Methods: Ten normal cervices, 51 consecutive cone biopsies for preinvasive disease, and 128 consecutive hysterectomies for invasive cervical cancer (1994-1999) were stained for p27 using standard immunocytochemical techniques. All of the cervical cancer patients were managed with radical hysterectomy and lymph node dissection, except for 14 women who underwent adjuvant hysterectomy and lymph node sampling after chemoradiation.

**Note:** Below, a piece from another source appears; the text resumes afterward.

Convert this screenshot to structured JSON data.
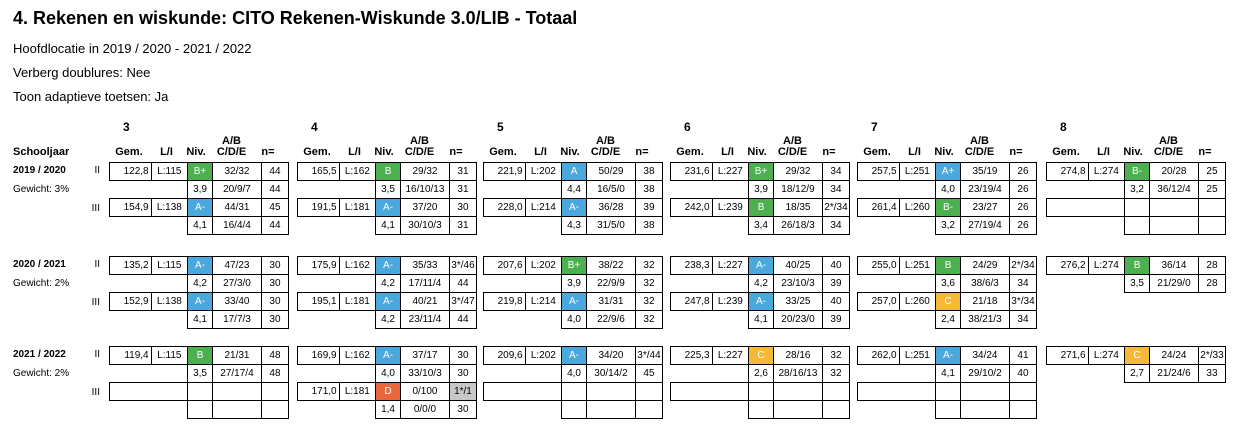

Results: There was no significant difference in p27 staining between normal cervices (all stained 4+) and preinvasive lesions (46/51 stained 4+ and 5/51 stained 3+). For the invasive lesions, 47 women had no residual disease in the hysterectomy specimen, due to prior cone biopsy (41) or radiation (6). All had 4+ p27 staining in the residual cervix. None of these women recurred. Eighty-one women had residual disease in the hysterectomy specimen; 25/81 (31%) had p27 staining of <50%. Loss of p27 was not significantly associated with invasion >50% (32 vs 27%), size >4 cm (20 vs 13%), or use of postoperative radiation (36 vs 20%). Loss of p27 was associated with lymphvascular space invasion (LVSI) (44 vs 20%, P = 0.04). Only 4 women had nodal metastasis; all 4 had p27 staining less than 50%; 6/81 (7%) women with residual disease developed recurrences and died. Of the women who died, 3/6 had p27 staining less than 50%.
Conclusion: p27 is not lost in preinvasive cervical lesions and, therefore, cannot be used to screen for dysplasia. In cervical cancers p27 staining was <50% in 31% of cases, and is associated with increased risk of LVSI. Perhaps, because of the excellent overall survival of this group of women with Stage I cervical cancer, loss of p27 staining was not associated with poor prognosis.